Подборка стихов А. Ханжина с предисловием А. Сомова | страница 2



А помимо всего этого Андрей Ханжин умудряется вести живой журнал — понятия не имею как, может быть, через друзей на воле, а может, это и вовсе фейк — и писать стихи, а вот это уже не фейк ни разу.

В таких случаях всегда есть опасность впасть в совсем дурной тон, поддаться отрицательному обаянию времени и места, где пребывает автор. Сказать какую-нибудь ерунду про окровавленные куски исковерканной жизни. Эти бесконечные перечисления через запятую, эти исступленные медитации на ускользающие детали бытия, это задыхающееся "жить, жить" чуть ли не в каждом тексте.

Наш предполагаемый исследователь так делать не будет. Наш исследователь бесстрастно задокументирует простой факт: сегодня поэт Ханжин сидит на зоне (вариант: внутренней зоне духа) и пишет оттуда стихи о Родине и любви. Метафора слишком хороша и страшна, чтобы не подыграть. Точка и абзац.

Само существование стихов Ханжина оспаривает и подтверждает постулат уже упомянутого Бродского, что в заключении лучше всего пишется проза, потому что "монотонный язык тюремной определённости поэзия находит враждебным порывистой природе стиха", ведь "сутью любого хорошего стиха является конденсация, скорость". Время в этих тюремных стихах остановлено и сжато до пугающей, избыточной осязаемости, и это как раз тот избыток времени, компенсирующий недостаток пространства, о котором говорит нобелевский лауреат в первых строках своего эссе.

Другое дело, что поэт и тюрьма — две в принципе несходные противоположности: абсолютная свобода и абсолютное подавление. Будучи насильственно соединенными, они дают ту обжигающую, черную и ядовитую, как чифир, смесь из зековской сентиментальности, рокенрольной безбашенности и безжалостной трезвости умудренного своими ошибками человека, каковой являются стихи Андрея Ханжина.

Поэт сидит в тюрьме. Тюрьма сидит в поэте

Поэт сидит в тюрьме. Тюрьма сидит в поэте.

Он по уши в дерьме, он хуже всех на свете.

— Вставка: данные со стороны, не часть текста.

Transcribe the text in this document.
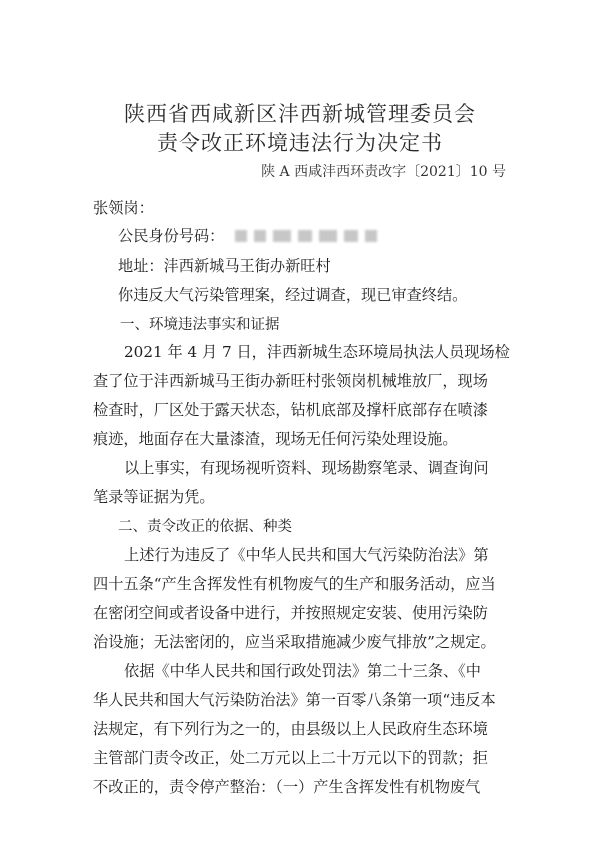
陕西省西咸新区沣西新城管理委员会
责令改正环境违法行为决定书
陕 A 西咸沣西环责改字〔2021〕10 号
张领岗：
公民身份号码：
地址：沣西新城马王街办新旺村
你违反大气污染管理案，经过调查，现已审查终结。
一、环境违法事实和证据
2021 年 4 月 7 日，沣西新城生态环境局执法人员现场检
查了位于沣西新城马王街办新旺村张领岗机械堆放厂，现场
检查时，厂区处于露天状态，钻机底部及撑杆底部存在喷漆
痕迹，地面存在大量漆渣，现场无任何污染处理设施。
以上事实，有现场视听资料、现场勘察笔录、调查询问
笔录等证据为凭。
二、责令改正的依据、种类
上述行为违反了《中华人民共和国大气污染防治法》第
四十五条“产生含挥发性有机物废气的生产和服务活动，应当
在密闭空间或者设备中进行，并按照规定安装、使用污染防
治设施；无法密闭的，应当采取措施减少废气排放”之规定。
依据《中华人民共和国行政处罚法》第二十三条、《中
华人民共和国大气污染防治法》第一百零八条第一项“违反本
法规定，有下列行为之一的，由县级以上人民政府生态环境
主管部门责令改正，处二万元以上二十万元以下的罚款；拒
不改正的，责令停产整治：（一）产生含挥发性有机物废气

Он вроде бы убил, а может быть, ограбил.

Ах, до чего любил играть он против правил.

И лето, и зима проходят мимо кассы.

А в нем самом тюрьма и неизбывный карцер.

И не помрешь во сне, и заднего не врубишь.

Над шконкой на стене — портрет Татьяны Друбич.

За эту чепуху,

за девочку за эту

прости как на духу все косяки поэту.

А.С. 06.08.10


Гнев и любовь

Это мой океан. Я, рожденный в холодных теченьях,

ледниковою рыбой стою у парадного входа

в саркофаг бытия, где из всех вариантов прочтений

Книги Жизни — мне врежутся в память лишь детские годы.